Когда в сознанье пришла да смогла сидеть — надо бы мне последний раз красоту сдавать, косу расплетать. А мать видит, что нельзя мне больше плакать. Шепнула, чтобы запрягли да подъезжали за невестой.
Я и сейчас понять не могу, что со мной было в то время: вся ослабла я и слова против не сказала. Меня одевают, и уже малицу надели, а я стою как пень какой. Бабы да девки там дожидают, думают — выйду, буду красоту сдавать да косу расплетать.
Вдруг и жених подъехал к крыльцу. Выводят меня из горницы прямо в малице. Бабы ворчат:
— Ждали, ждали, а она и красоту сдавать не будет. Коса-то у ней хоть расплетена ли?
Спохватились только тогда. Мать не то брат Алексей на ходу расплели мне косу, да и то не всю, сунули под малицу — да и за стол, благословлять. Поставили рядом с женихом, угостили его с дружками пивом да водкой, благословили и в сани повели. Невесте надо за собой скатерть тянуть: по примете, девок замуж волочить. Какое тут! Сама-то я не хочу замуж идти, а не то что девок за собой тащить.

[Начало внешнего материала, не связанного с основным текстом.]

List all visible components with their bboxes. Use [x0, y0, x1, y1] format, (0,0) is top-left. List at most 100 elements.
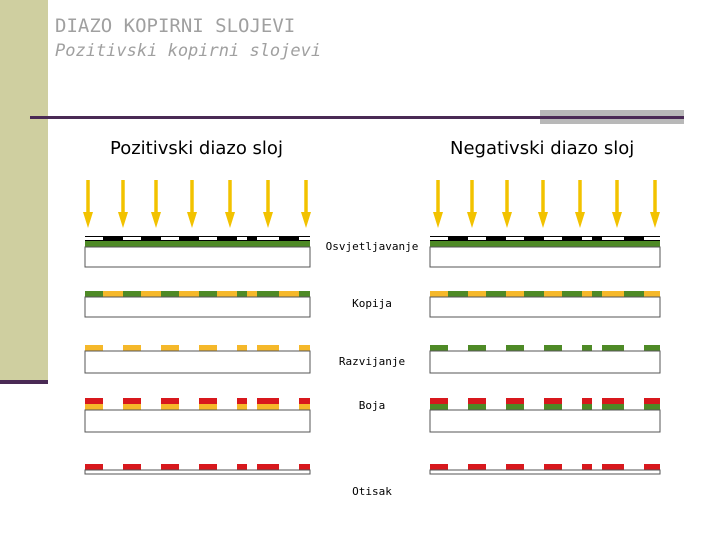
image-layer	[602, 404, 624, 410]
developed-image	[85, 345, 103, 351]
image-layer	[506, 404, 524, 410]
substrate	[84, 409, 311, 433]
layer-unexposed	[299, 291, 310, 297]
substrate	[84, 296, 311, 318]
light-arrow	[263, 180, 273, 228]
light-arrow	[467, 180, 477, 228]
heading-negative-layer: Negativski diazo sloj	[450, 138, 635, 159]
step-label-exposure: Osvjetljavanje	[326, 240, 419, 253]
arrow-head	[575, 212, 585, 228]
layer-exposed	[506, 291, 524, 297]
mask-opaque	[524, 236, 544, 241]
mask-clear	[430, 237, 448, 240]
image-layer	[299, 404, 310, 410]
dye-layer	[582, 398, 592, 404]
layer-exposed	[602, 291, 624, 297]
page-subtitle: Pozitivski kopirni slojevi	[55, 41, 322, 61]
layer-exposed	[468, 291, 486, 297]
heading-positive-layer: Pozitivski diazo sloj	[110, 138, 283, 159]
arrow-head	[433, 212, 443, 228]
left-decorative-band	[0, 0, 48, 382]
image-layer	[123, 404, 141, 410]
dye-layer	[199, 398, 217, 404]
mask-opaque	[103, 236, 123, 241]
image-layer	[582, 404, 592, 410]
mask-clear	[85, 237, 103, 240]
developed-image	[299, 345, 310, 351]
layer-unexposed	[237, 291, 247, 297]
substrate	[429, 296, 661, 318]
substrate	[84, 350, 311, 374]
light-arrow	[612, 180, 622, 228]
developed-image	[430, 345, 448, 351]
light-arrow	[187, 180, 197, 228]
mask-opaque	[486, 236, 506, 241]
developed-image	[582, 345, 592, 351]
mask-clear	[506, 237, 524, 240]
developed-image	[468, 345, 486, 351]
print-ink	[506, 464, 524, 470]
light-arrow	[225, 180, 235, 228]
light-arrow	[538, 180, 548, 228]
mask-opaque	[247, 236, 257, 241]
dye-layer	[430, 398, 448, 404]
mask-clear	[161, 237, 179, 240]
mask-opaque	[624, 236, 644, 241]
print-ink	[257, 464, 279, 470]
mask-opaque	[448, 236, 468, 241]
stage-copy	[84, 291, 661, 318]
arrow-head	[301, 212, 311, 228]
arrow-head	[612, 212, 622, 228]
mask-clear	[123, 237, 141, 240]
left-band-underline	[0, 380, 48, 384]
image-layer	[544, 404, 562, 410]
arrow-head	[263, 212, 273, 228]
print-ink	[644, 464, 660, 470]
mask-clear	[257, 237, 279, 240]
print-ink	[430, 464, 448, 470]
arrow-head	[467, 212, 477, 228]
dye-layer	[257, 398, 279, 404]
layer-exposed	[430, 291, 448, 297]
dye-layer	[544, 398, 562, 404]
image-layer	[257, 404, 279, 410]
substrate	[429, 409, 661, 433]
layer-exposed	[644, 291, 660, 297]
stage-print	[84, 464, 661, 475]
print-ink	[582, 464, 592, 470]
step-label-dye: Boja	[359, 399, 386, 412]
arrow-head	[187, 212, 197, 228]
stage-developing	[84, 345, 661, 374]
light-arrows-positive	[83, 180, 311, 228]
stage-dye	[84, 398, 661, 433]
mask-clear	[237, 237, 247, 240]
substrate	[429, 246, 661, 268]
mask-clear	[299, 237, 310, 240]
light-arrow	[575, 180, 585, 228]
step-label-print: Otisak	[352, 485, 392, 498]
stage-exposure	[84, 236, 661, 268]
dye-layer	[161, 398, 179, 404]
light-arrow	[151, 180, 161, 228]
page-title: DIAZO KOPIRNI SLOJEVI	[55, 15, 296, 37]
arrow-head	[151, 212, 161, 228]
print-ink	[544, 464, 562, 470]
print-ink	[468, 464, 486, 470]
layer-exposed	[85, 291, 310, 297]
layer-unexposed	[123, 291, 141, 297]
layer-exposed	[582, 291, 592, 297]
mask-opaque	[592, 236, 602, 241]
developed-image	[123, 345, 141, 351]
light-arrow	[301, 180, 311, 228]
dye-layer	[506, 398, 524, 404]
arrow-head	[538, 212, 548, 228]
dye-layer	[468, 398, 486, 404]
light-arrows-negative	[433, 180, 660, 228]
diazo-layer	[430, 241, 660, 247]
arrow-head	[650, 212, 660, 228]
mask-opaque	[179, 236, 199, 241]
print-ink	[199, 464, 217, 470]
image-layer	[161, 404, 179, 410]
light-arrow	[502, 180, 512, 228]
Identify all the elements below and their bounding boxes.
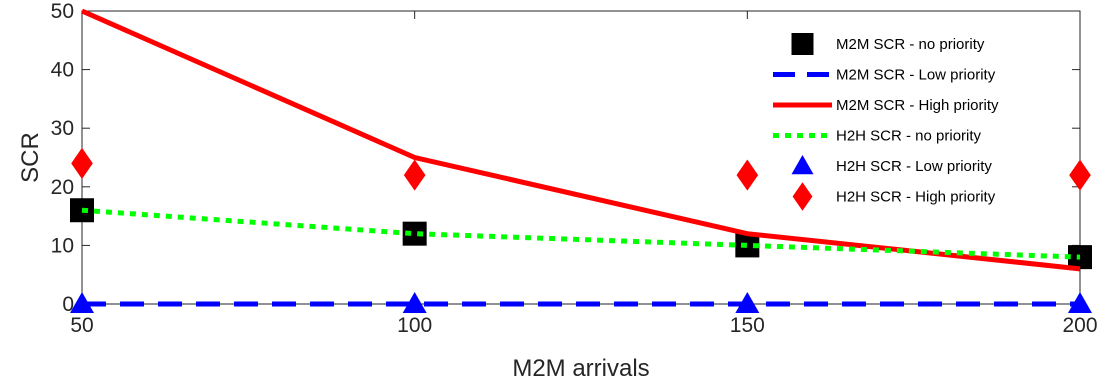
legend-marker <box>791 33 814 55</box>
y-axis-label: SCR <box>17 132 44 183</box>
x-tick-label: 50 <box>70 314 93 337</box>
legend-label: M2M SCR - High priority <box>836 97 999 114</box>
legend-marker <box>792 182 813 211</box>
axes-box <box>81 10 1081 305</box>
series-h2h-scr-high-priority <box>71 147 1091 191</box>
legend-label: M2M SCR - no priority <box>836 36 985 53</box>
series-h2h-scr-low-priority-point <box>402 292 427 313</box>
y-tick-label: 10 <box>51 234 74 257</box>
y-tick-label: 30 <box>51 117 74 140</box>
legend-entry: H2H SCR - Low priority <box>791 155 992 175</box>
series-h2h-scr-no-priority-line <box>81 207 1081 260</box>
y-tick-label: 0 <box>62 293 74 316</box>
y-tick-label: 50 <box>51 0 74 23</box>
legend-label: H2H SCR - no priority <box>836 128 982 145</box>
x-tick-label: 150 <box>730 314 765 337</box>
plot-area: 50 100 150 200 0 10 20 30 40 50 <box>51 0 1098 337</box>
legend-entry: H2H SCR - High priority <box>792 182 996 211</box>
legend-entry: M2M SCR - no priority <box>791 33 985 55</box>
legend-label: M2M SCR - Low priority <box>836 67 996 84</box>
series-h2h-scr-high-priority-point <box>403 159 426 191</box>
x-tick-label: 200 <box>1062 314 1097 337</box>
x-axis-label: M2M arrivals <box>512 355 649 382</box>
legend-entry: H2H SCR - no priority <box>773 128 982 145</box>
series-h2h-scr-no-priority <box>81 207 1081 260</box>
series-h2h-scr-high-priority-point <box>1069 159 1091 191</box>
x-tick-label: 100 <box>397 314 432 337</box>
legend-label: H2H SCR - High priority <box>836 189 996 206</box>
legend-label: H2H SCR - Low priority <box>836 158 992 175</box>
series-h2h-scr-high-priority-point <box>71 147 93 179</box>
legend-entry: M2M SCR - Low priority <box>773 67 996 84</box>
legend: M2M SCR - no priority M2M SCR - Low prior… <box>773 33 999 211</box>
legend-marker <box>791 155 814 175</box>
legend-entry: M2M SCR - High priority <box>773 97 999 114</box>
y-tick-label: 40 <box>51 59 74 82</box>
series-h2h-scr-high-priority-point <box>736 159 759 191</box>
y-tick-label: 20 <box>51 176 74 199</box>
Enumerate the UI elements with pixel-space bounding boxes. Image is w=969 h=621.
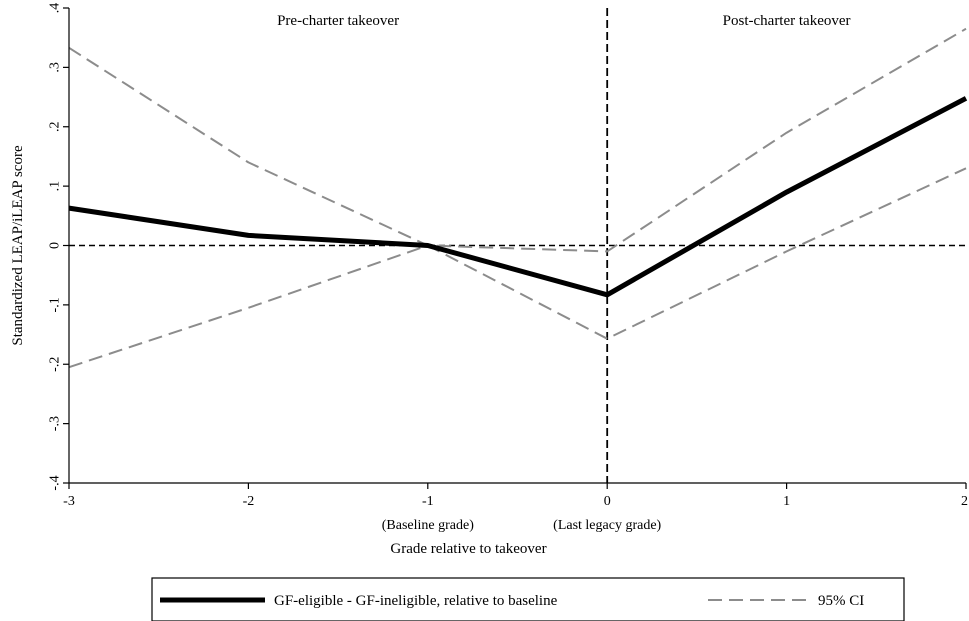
x-tick-label: -2 xyxy=(243,494,255,509)
series-lines xyxy=(68,27,968,369)
y-axis-title: Standardized LEAP/iLEAP score xyxy=(10,145,26,346)
y-tick-label: -.3 xyxy=(48,416,63,431)
x-tick-label: 1 xyxy=(783,494,790,509)
reference-lines xyxy=(69,8,966,483)
y-tick-label: .4 xyxy=(48,3,63,14)
y-tick-label: .1 xyxy=(48,181,63,192)
x-sub-label: (Last legacy grade) xyxy=(553,518,661,533)
x-tick-label: 2 xyxy=(961,494,968,509)
axes: -.4 -.3 -.2 -.1 0 .1 .2 .3 .4 -3 -2 -1 0 1 2 (Baseline … xyxy=(48,3,969,533)
y-tick-label: -.1 xyxy=(48,297,63,312)
x-tick-label: -1 xyxy=(422,494,434,509)
legend: GF-eligible - GF-ineligible, relative to… xyxy=(151,577,905,621)
series-line-ci-upper xyxy=(68,27,967,253)
region-label: Post-charter takeover xyxy=(723,13,851,29)
series-line-estimate xyxy=(68,96,968,298)
legend-label: 95% CI xyxy=(818,593,864,609)
y-tick-label: .2 xyxy=(48,122,63,133)
x-tick-label: -3 xyxy=(63,494,75,509)
y-tick-label: -.4 xyxy=(48,475,63,490)
chart-text: Grade relative to takeover Standardized L… xyxy=(10,13,851,557)
y-tick-label: -.2 xyxy=(48,357,63,372)
series-line-ci-lower xyxy=(68,167,967,369)
y-tick-label: .3 xyxy=(48,62,63,73)
region-label: Pre-charter takeover xyxy=(277,13,399,29)
x-tick-label: 0 xyxy=(604,494,611,509)
x-sub-label: (Baseline grade) xyxy=(382,518,474,533)
x-axis-title: Grade relative to takeover xyxy=(390,541,546,557)
y-tick-label: 0 xyxy=(48,242,63,249)
legend-label: GF-eligible - GF-ineligible, relative to… xyxy=(274,593,558,609)
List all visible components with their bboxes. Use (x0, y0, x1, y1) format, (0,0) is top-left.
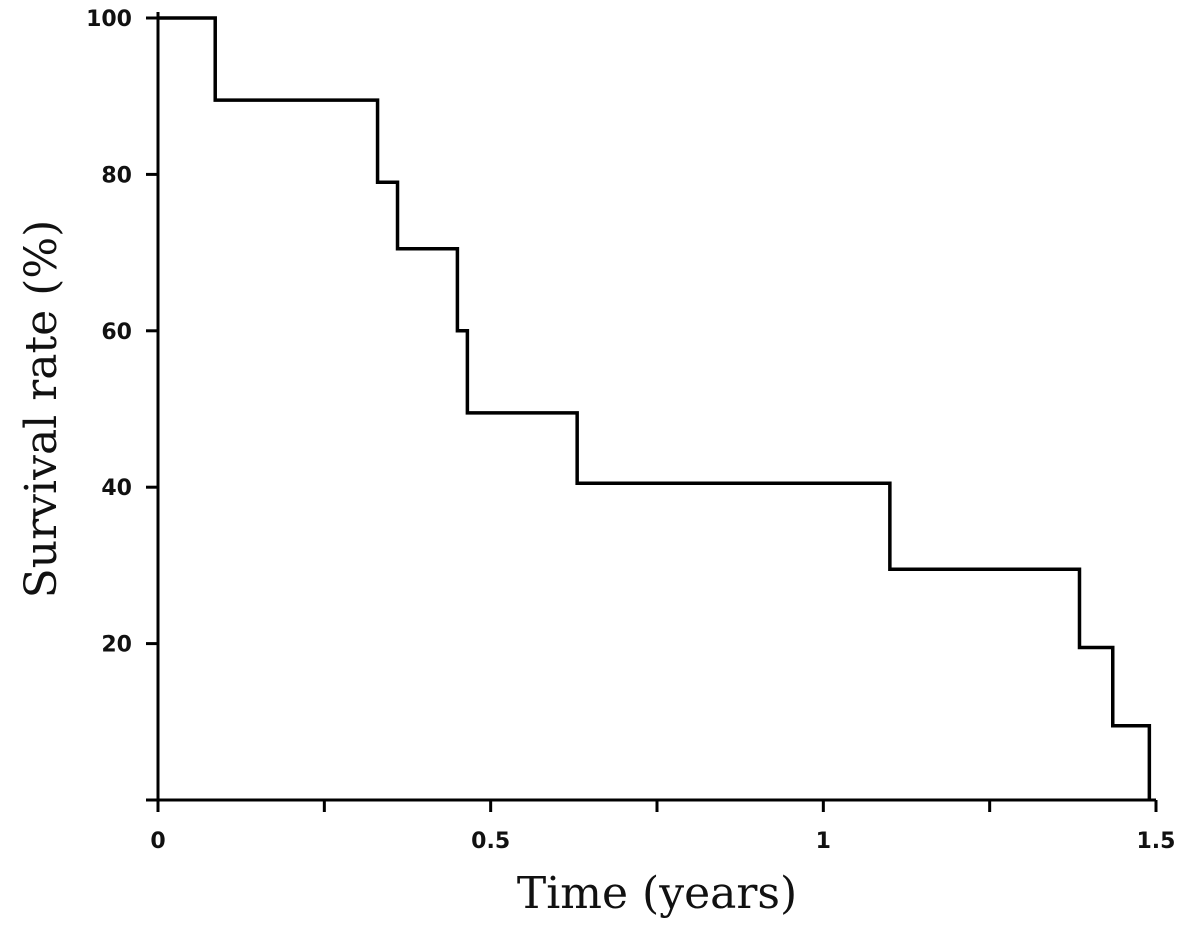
y-tick-label: 60 (101, 320, 132, 345)
survival-curve (158, 16, 1152, 800)
ticks-layer (146, 16, 1158, 812)
y-tick-label: 20 (101, 633, 132, 658)
x-axis-title: Time (years) (517, 868, 797, 919)
y-tick-label: 80 (101, 163, 132, 188)
x-tick-label: 1.5 (1137, 829, 1176, 854)
y-tick-label: 100 (86, 7, 132, 32)
y-axis-title: Survival rate (%) (16, 220, 67, 599)
y-tick-label: 40 (101, 476, 132, 501)
x-tick-label: 1 (816, 829, 831, 854)
labels-layer: 0 0.5 1 1.5 20 40 60 80 100 (86, 7, 1175, 854)
series-layer (158, 16, 1152, 800)
x-tick-label: 0 (150, 829, 165, 854)
x-tick-label: 0.5 (471, 829, 510, 854)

Посадили в сани и поехали к венцу. Приехали в Пустозерск поздно вечером. В церковь завели, в сторожке платье подвенчальное надели. Тут у меня больше надежды не стало.
Поп Николай прослышал, что меня насильно отдают, дважды приходил в сторожку, спрашивал:
— Невеста, я слышал, что тебя насильно отдают. Если так, то я венчать не буду.
А мне какой-то дьявол шепнул в ухо: «Куда я теперь денусь? Ведь меня за двадцать верст увезли, как я пешком-то? Ведь все равно догонят».
Я и ответила попу, как комар, чуть слышно:
— Нет.
Начался венец. Людей я никого не видела. Только дьячка Маркела приметила, да и то одну голову с длинными волосами.